Nuclear Fusion has a bad reputation, and it needs to change if we are going to help solve the world’s energy crisis. I would like to make a short animated video, in order to reach as many people around the country as possible. Then, those who are interested by it can contact my university and our Outreach department can send some people over to do more talks and awesome demonstrations. We even have a model Lego Tokamak (a machine to do fusion in) and everything! Though personally, I don’t like Tokamak’s, as they don’t use enough lasers. Maybe I should build a Lego model of a laser-driven fusion reactor too…
Shameless plug for an awesome podcast about Fusion Energy by some colleagues of mine.

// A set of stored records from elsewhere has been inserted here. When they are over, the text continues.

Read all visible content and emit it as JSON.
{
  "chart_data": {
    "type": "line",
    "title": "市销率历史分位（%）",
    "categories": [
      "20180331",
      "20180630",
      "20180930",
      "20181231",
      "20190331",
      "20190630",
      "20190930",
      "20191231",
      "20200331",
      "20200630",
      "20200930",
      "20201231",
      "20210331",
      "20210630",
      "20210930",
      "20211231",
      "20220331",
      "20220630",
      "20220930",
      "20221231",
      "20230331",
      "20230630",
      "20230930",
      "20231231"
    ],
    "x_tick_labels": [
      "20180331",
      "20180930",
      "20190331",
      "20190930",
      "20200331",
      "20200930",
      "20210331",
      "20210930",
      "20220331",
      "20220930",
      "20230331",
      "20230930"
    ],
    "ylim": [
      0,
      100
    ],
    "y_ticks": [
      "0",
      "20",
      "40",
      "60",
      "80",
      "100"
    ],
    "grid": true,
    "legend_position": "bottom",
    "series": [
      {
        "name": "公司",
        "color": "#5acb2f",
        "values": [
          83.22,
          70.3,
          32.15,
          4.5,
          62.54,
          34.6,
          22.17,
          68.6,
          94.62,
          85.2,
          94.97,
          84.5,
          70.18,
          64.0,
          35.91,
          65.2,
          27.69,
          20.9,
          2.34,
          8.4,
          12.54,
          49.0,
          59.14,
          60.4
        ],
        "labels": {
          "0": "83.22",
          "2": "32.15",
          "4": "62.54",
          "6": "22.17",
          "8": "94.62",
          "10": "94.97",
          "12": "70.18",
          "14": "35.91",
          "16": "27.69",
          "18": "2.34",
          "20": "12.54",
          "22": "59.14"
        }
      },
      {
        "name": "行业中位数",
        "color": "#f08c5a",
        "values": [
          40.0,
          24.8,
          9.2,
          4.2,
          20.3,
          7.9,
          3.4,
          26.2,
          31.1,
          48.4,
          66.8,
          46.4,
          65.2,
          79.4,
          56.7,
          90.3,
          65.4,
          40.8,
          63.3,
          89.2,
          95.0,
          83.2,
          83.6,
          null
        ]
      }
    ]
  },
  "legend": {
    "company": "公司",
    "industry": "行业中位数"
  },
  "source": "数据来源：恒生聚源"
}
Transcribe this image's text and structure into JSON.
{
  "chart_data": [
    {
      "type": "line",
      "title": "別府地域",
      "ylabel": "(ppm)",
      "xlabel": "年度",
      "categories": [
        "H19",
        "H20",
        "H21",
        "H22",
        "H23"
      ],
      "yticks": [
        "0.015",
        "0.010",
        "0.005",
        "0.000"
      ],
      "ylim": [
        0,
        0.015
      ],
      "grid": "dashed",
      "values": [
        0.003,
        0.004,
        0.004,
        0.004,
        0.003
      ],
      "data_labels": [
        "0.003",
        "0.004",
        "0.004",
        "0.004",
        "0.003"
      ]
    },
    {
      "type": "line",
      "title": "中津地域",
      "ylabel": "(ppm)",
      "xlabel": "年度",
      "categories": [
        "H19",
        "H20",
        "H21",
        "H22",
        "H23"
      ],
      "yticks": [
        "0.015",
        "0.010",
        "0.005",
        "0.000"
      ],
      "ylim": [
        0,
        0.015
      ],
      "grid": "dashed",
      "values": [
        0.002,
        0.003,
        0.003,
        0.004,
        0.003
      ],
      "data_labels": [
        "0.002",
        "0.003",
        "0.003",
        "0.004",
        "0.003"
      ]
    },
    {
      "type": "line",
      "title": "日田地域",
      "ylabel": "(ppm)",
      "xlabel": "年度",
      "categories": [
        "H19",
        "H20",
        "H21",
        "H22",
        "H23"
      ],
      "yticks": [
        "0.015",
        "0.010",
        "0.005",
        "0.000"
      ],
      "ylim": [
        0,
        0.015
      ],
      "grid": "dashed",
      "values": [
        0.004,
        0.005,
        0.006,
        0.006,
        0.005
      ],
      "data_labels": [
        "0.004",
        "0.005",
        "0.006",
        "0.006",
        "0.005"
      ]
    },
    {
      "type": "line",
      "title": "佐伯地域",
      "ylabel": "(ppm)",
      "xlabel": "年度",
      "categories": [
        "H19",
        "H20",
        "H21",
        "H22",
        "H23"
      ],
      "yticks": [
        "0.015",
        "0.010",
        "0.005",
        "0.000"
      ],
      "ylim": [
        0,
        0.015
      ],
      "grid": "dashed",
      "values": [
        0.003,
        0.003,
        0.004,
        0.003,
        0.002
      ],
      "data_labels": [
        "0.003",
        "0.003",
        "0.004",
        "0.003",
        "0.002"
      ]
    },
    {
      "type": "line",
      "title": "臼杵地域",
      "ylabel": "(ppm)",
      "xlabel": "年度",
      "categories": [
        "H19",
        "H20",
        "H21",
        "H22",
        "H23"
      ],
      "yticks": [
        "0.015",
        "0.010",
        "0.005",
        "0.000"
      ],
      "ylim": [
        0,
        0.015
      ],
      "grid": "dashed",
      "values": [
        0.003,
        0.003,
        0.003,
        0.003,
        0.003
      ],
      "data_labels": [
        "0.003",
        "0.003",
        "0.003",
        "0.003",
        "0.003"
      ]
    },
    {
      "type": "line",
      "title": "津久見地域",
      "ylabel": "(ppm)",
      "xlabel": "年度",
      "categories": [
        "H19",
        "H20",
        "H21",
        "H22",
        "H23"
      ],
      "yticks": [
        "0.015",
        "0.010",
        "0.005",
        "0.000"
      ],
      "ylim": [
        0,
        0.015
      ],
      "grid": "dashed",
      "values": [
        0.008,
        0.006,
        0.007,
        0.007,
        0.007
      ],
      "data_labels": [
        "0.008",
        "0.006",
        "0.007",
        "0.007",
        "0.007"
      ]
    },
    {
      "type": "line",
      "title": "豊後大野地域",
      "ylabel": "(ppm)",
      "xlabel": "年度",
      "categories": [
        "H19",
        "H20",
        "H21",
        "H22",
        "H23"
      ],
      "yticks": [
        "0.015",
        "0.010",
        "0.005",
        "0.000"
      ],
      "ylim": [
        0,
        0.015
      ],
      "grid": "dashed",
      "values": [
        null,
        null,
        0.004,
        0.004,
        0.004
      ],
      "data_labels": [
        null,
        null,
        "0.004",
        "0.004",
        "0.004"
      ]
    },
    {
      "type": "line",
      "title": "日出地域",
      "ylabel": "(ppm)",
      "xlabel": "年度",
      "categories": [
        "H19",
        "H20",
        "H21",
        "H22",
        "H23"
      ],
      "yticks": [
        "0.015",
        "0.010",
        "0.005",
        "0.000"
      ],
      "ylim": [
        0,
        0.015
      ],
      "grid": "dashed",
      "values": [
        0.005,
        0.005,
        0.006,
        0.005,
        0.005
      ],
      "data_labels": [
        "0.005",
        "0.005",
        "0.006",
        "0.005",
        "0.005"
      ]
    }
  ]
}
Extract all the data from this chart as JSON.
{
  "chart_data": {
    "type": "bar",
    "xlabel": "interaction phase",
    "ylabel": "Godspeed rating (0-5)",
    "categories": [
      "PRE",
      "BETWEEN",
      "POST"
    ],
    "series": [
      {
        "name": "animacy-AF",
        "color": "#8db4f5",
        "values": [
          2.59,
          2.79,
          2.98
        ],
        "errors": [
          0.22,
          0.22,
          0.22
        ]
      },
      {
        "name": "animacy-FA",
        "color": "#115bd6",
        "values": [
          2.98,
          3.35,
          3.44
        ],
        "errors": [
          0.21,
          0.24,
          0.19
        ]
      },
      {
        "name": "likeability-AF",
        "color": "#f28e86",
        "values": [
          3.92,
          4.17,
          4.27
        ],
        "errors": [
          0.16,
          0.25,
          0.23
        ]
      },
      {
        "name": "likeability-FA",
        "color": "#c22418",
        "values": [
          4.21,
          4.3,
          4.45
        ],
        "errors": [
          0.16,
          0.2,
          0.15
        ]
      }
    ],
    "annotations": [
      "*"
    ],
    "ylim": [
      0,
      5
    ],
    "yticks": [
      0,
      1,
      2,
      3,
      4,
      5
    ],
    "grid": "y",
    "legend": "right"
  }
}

I was meant to be on the laser episode, but work got in the way… Hopefully I will be on there soon!
How would you describe yourself in 3 words?
Definitely Not Evil...!
What or who inspired you to follow your career?
My industrial placement at the Central Laser Facility, although my A level Physics teacher deserves an honourable mention for enthusing me about Physics outside of school in the first place
What was your favourite subject at school?
Chemistry, but Music was a very close second!
What did you want to be after you left school?
Chemical Engineer, although if you asked me aged 7 it would have been to be the driver of the train at LegoLand... I had such high aspirations!
Were you ever in trouble at school?
Not often, I was too busy playing in school Jazz bands for that!
If you weren't doing this job, what would you choose instead?
Research Chemist for a drugs company, most likely
Who is your favourite singer or band?
Foo Fighters \m/
What's your favourite food?
Anything with lashings of cheese... Pizza is always a good shout
What is the most fun thing you've done?
Gone swimming with penguins in the Galapagos
If you had 3 wishes for yourself what would they be? - be honest!
To be able to teleport, to be able to communicate with dogs, and never to have to do boring email admin ever again!
Tell us a joke.
A farmer counted 297 cows in the field, but when he rounded them up, he had 300.